Essa assimetria torna "ir grande para não perder" uma metodologia de fronteira grosseira, mas muitas vezes eficaz.

Em 2024, a OpenAI lançou o o1, mudando o foco da escala de bases de pré-treinamento maiores para aprendizado por reforço em tempo de treinamento e computação de pensamento em tempo de teste.

O o1 em si é um modelo de inferência menor. Ele provou que "base menor + mais pensamento" pode criar um progresso incrível em matemática, código e raciocínio formal, iniciando assim um ciclo de tornar os parâmetros menores.

Quanto menor a base, mais ela depende de compensação de computação em tempo de teste; quanto mais bem-sucedidos os truques de inferência, menos motivação a organização tem para expandir a base. Consequentemente, os modelos da OpenAI começaram a se deteriorar rapidamente.

Em 2025, a Anthropic foi no caminho oposto. A Anthropic insistiu em fazer modelos maiores e mais caros, depois usou o Claude Code para transformar capacidades em produtos.

A lealdade do usuário ao Claude não é porque é barato, mas porque nas tarefas de engenharia de software do mundo real mais difíceis, eles se sentem mais seguros dando o trabalho para o Opus. No final de 2025, a Anthropic afirmou que o Claude Code ocupava mais da metade do mercado de codificação de IA, com sua participação de mercado empresarial subindo de 24% para 40%. A receita também ultrapassou a da OpenAI.

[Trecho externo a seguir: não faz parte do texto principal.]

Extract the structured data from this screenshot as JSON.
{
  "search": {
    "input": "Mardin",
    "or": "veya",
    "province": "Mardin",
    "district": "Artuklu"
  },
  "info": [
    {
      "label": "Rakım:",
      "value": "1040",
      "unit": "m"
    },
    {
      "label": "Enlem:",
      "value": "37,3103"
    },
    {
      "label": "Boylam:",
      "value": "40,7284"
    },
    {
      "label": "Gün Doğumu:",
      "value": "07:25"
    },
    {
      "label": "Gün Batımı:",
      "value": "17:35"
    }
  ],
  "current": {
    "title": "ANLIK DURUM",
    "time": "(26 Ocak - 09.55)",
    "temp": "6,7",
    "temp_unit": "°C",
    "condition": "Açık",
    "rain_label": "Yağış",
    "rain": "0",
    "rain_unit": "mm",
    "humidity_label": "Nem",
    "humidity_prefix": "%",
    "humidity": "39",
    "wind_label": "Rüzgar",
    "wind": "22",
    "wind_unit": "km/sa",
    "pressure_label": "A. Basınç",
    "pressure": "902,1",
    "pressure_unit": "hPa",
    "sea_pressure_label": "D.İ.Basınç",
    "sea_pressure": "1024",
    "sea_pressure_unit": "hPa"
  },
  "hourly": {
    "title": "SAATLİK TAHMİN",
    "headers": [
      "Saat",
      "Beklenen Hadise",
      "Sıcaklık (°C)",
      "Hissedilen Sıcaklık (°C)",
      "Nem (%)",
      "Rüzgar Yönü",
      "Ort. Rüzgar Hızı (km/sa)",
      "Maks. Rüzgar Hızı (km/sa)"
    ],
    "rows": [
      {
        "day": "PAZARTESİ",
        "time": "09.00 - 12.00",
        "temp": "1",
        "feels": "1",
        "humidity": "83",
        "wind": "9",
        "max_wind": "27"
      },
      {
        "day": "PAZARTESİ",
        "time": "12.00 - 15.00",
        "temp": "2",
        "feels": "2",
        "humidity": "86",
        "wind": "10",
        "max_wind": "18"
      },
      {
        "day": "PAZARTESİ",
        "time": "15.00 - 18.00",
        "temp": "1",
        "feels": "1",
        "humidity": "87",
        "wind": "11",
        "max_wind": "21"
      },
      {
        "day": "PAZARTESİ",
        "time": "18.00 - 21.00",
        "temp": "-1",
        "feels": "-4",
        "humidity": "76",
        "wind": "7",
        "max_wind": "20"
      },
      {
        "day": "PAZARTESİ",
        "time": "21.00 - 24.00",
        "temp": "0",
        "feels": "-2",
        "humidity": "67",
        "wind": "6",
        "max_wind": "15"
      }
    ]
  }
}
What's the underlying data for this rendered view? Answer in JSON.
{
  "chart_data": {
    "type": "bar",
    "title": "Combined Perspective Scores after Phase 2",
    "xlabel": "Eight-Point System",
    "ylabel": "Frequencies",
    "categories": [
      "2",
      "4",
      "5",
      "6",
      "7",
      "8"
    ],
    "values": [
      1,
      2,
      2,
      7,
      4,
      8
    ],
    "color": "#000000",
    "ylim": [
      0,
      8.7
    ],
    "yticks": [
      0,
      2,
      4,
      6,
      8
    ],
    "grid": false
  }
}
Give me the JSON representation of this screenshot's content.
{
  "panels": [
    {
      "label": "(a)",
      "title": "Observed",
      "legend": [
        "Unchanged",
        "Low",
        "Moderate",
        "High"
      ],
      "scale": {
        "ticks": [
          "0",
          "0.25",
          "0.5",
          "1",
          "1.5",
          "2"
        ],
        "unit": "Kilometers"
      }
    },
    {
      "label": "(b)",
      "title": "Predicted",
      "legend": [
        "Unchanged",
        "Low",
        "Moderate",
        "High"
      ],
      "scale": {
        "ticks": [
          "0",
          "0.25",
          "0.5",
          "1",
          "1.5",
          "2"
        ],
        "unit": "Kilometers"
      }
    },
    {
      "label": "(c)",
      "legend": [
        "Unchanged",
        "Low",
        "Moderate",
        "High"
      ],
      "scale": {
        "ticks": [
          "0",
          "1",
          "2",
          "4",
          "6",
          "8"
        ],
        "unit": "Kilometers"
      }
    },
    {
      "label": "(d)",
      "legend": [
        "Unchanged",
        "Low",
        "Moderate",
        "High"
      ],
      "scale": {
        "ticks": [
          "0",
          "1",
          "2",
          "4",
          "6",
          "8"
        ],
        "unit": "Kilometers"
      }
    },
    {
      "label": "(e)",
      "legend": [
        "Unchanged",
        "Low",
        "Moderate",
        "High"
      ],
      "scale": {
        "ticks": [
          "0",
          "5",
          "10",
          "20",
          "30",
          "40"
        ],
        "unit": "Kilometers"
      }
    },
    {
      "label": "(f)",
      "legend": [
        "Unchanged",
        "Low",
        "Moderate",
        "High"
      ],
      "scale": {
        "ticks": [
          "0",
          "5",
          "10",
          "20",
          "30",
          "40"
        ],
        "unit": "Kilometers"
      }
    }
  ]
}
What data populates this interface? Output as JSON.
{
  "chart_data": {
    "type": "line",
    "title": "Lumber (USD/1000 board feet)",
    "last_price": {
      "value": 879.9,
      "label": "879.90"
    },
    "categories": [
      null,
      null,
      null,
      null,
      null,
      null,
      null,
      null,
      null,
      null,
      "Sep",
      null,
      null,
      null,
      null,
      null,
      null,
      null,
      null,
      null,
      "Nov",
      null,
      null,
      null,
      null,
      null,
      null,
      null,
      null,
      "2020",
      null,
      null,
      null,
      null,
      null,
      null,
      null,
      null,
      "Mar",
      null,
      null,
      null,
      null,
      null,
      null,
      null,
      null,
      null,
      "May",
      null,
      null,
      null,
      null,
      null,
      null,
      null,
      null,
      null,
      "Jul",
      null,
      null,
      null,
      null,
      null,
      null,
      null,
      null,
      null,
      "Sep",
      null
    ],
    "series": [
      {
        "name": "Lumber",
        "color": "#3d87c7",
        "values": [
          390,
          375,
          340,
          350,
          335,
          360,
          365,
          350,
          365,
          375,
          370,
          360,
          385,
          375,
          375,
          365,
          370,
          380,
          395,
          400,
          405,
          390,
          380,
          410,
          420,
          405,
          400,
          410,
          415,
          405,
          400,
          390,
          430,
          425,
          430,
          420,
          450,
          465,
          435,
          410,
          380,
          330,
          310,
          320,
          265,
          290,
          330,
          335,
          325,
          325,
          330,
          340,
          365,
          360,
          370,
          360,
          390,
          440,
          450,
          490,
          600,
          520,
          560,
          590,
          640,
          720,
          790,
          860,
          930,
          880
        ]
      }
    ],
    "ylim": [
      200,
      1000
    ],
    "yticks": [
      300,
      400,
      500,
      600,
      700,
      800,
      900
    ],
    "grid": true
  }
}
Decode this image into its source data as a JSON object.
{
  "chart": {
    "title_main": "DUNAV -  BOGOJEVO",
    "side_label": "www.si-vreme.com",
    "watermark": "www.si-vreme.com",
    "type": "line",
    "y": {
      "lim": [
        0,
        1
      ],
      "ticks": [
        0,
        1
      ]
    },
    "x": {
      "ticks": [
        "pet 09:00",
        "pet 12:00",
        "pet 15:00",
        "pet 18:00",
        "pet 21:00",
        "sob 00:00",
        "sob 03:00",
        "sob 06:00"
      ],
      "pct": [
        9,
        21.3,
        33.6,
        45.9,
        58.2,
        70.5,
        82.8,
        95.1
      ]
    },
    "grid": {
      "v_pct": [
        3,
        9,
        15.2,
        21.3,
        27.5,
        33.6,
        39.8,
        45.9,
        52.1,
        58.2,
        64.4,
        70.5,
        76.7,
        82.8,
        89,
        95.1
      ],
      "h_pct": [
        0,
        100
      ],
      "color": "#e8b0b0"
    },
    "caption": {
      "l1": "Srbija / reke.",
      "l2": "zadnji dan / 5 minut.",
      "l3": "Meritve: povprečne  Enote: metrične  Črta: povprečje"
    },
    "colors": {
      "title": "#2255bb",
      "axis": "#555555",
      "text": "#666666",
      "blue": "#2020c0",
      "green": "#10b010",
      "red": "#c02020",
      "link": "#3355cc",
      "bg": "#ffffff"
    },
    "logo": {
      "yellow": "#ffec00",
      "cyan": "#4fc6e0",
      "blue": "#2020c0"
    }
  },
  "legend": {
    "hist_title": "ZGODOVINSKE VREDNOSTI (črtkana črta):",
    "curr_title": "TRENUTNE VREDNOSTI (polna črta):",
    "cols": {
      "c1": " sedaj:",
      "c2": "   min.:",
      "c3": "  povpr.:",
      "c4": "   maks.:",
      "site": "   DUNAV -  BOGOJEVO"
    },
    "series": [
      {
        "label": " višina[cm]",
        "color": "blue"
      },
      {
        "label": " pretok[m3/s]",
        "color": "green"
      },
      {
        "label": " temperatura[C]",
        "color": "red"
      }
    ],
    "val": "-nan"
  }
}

A OpenAI subsequentemente percebeu que a eficiência de inferência e o roteamento não podem substituir a base de maior capacidade. O GPT-5 restabeleceu uma escada completa de main, thinking, mini e Pro; no GPT-5.6, ele claramente definiu três tamanhos de modelo—Sol, Terra e Luna—e colocou o Sol de grande escala de volta na posição de carro-chefe para o trabalho mais difícil.

Como resultado, os usuários do Codex rapidamente ultrapassaram 10 milhões, forçando a Anthropic a adicionar o Fable de volta aos seus planos de assinatura.

Agora, o K3 é lançado, ficando atrás apenas do Sol e do Fable, até gerando discussões sobre se a IA de fronteira dos EUA ainda está à altura.

Quando você está verdadeiramente disposto a competir pelo primeiro lugar, o resultado geralmente não é tão ruim. Isso é Grande Demais para Falir.

Conclusão: Jovens da Cidade Pequena Batendo em Capitalistas

As empresas de modelos de IA chinesas são frequentemente descritas como jovens da cidade pequena: recursos limitados, localização ruim, reputação internacional ainda pior, e com sorte se suas GPUs puderem sustentar a inferência, quanto mais o treinamento—apenas para não ficarem para trás.

Enquanto isso, os laboratórios de IA avançados dos EUA têm um toque capitalista: discutindo antropologia e segurança, discutindo máquinas benevolentes, discutindo se o mundo futuro pertence à liberdade ou à não-liberdade, se a IA pertence à terra ou ao céu.

Sob uma diferença tão dramática, uma peça onde jovens da cidade pequena batem em capitalistas pode realmente ser encenada. Não importa como você a interprete, é o suficiente para fazer qualquer um morrer de rir.

—Na verdade, não precisa se apressar. O melhor ainda está por vir.